Tuyo con profundo dolor, Bartholomew Rossi

Experimenté la impresión de que el tiempo se había detenido en la sala de la biblioteca, pese a la actividad que me rodeaba. Sólo había leído una carta entera, pero había al menos cuatro más en la pila que tenía delante. Alcé la vista y observé que una profundidad azul se había abierto tras las ventanas superiores: el crepúsculo. Tendría que volver a casa solo, pensé como un niño asustado. Una vez más, sentí la necesidad de correr al despacho de Rossi y llamar a la puerta. Seguramente le encontraría sentado, pasando páginas de un manuscrito a la luz amarillenta de su lámpara de escritorio. Yo estaba perplejo, como suele suceder tras la muerte de un amigo, por lo irreal de la situación, la imposibilidad que desafiaba a la mente. De hecho, estaba tan perplejo como asustado, y mi perplejidad aumentaba mi miedo porque, en ese estado, no era capaz de reconocer mi forma habitual de ser.

Mientras reflexionaba, miré las pulcras montañas de papeles que descansaban sobre mi mesa. Al tener el material esparciado, había ocupado una gran cantidad de superficie de la mesa. Como consecuencia, nadie había intentado sentarse delante de mí ni ocupar ninguna de las otras sillas de la mesa. Me estaba preguntando si debería recogerlo todo y marcharme a casa, para continuar allí más tarde, cuando una joven se acercó y tomó asiento al extremo de la mesa. Paseé la vista a mi alrededor y vi que las mesas estaban todas ocupadas, invadidas de libros, hojas mecanografiadas, ficheros y cuadernos de notas. La chica no podía sentarse en otro sitio, comprendí, pero de pronto sentí la necesidad de proteger los documentos de Rossi. Temía la mirada involuntaria de los ojos de un extraño. ¿Se le antojarían obra de un demente? ¿Pensaría que era yo el loco?

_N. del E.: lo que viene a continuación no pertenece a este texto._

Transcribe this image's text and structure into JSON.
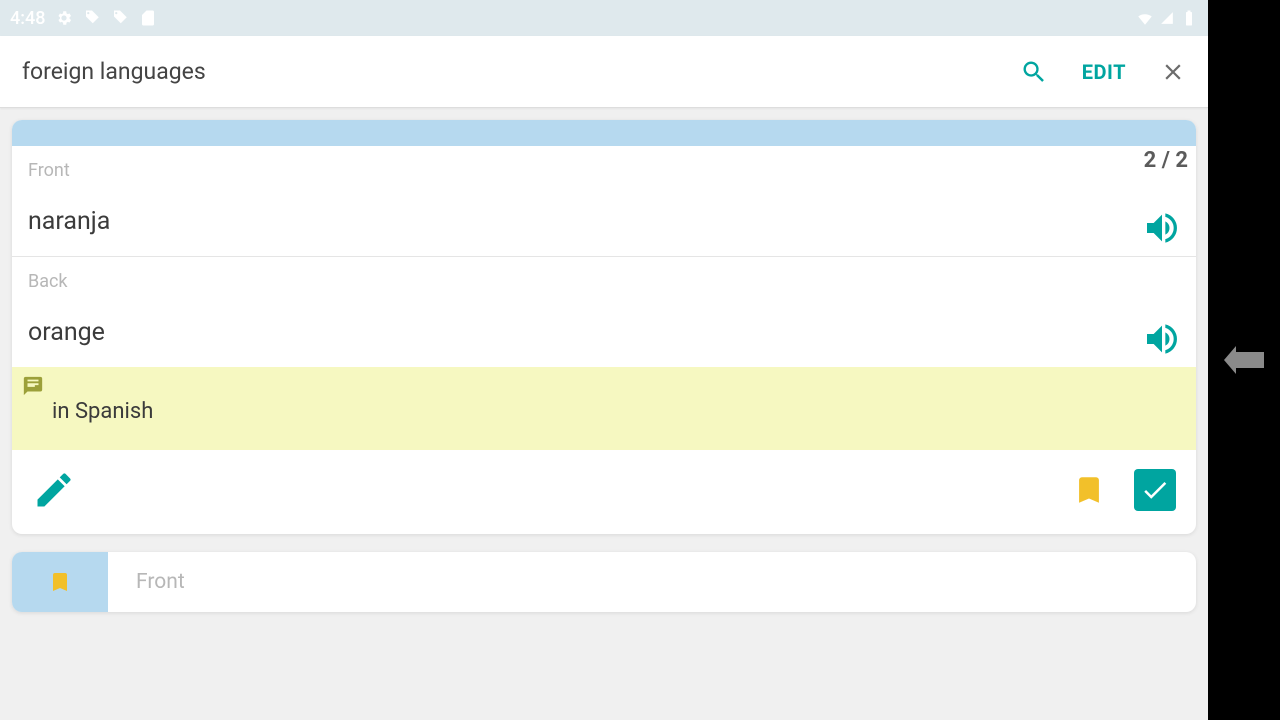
{
  "statusbar": {
    "time": "4:48"
  },
  "appbar": {
    "title": "foreign languages",
    "edit_label": "EDIT"
  },
  "card": {
    "counter": "2 / 2",
    "front_label": "Front",
    "front_text": "naranja",
    "back_label": "Back",
    "back_text": "orange",
    "note_text": "in Spanish"
  },
  "card2": {
    "front_label": "Front"
  }
}
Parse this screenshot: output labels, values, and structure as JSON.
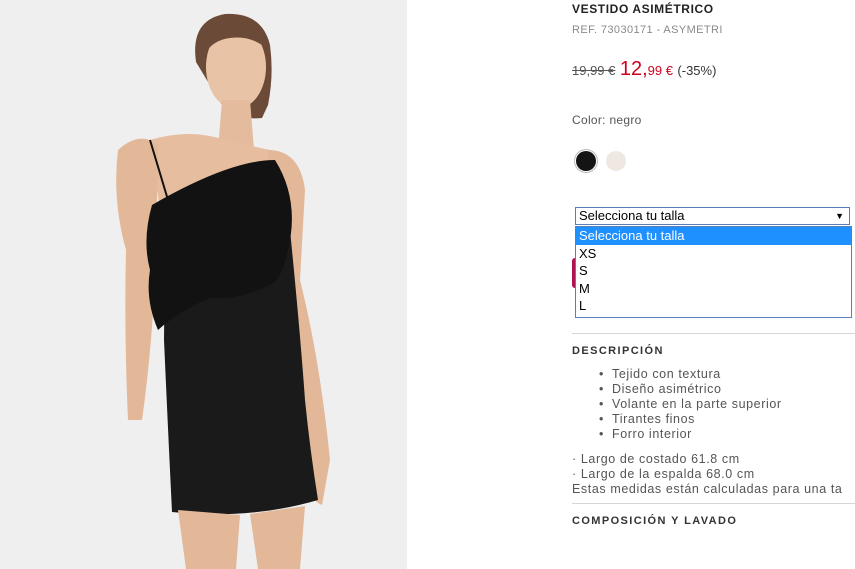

Estaba a punto de recoger los papeles con sumo cuidado, a fin de conservar el orden original y llevármelos, con esos movimientos lentos y educados que pretenden falsamente convencer a la otra persona que acaba de sentarse a la mesa de la cafetería, con aire de disculpa, de que de veras te vas a marchar, cuando me fijé de pronto en el libro que la joven había dejado abierto ante ella. Ya estaba pasando las páginas de la parte central, con una libreta y una pluma al lado. Miré el título del libro y al cabo de unos segundos su rostro, estupefacto, y después me fijé en el otro libro que había dejado cerca. Luego, volví a mirar su cara.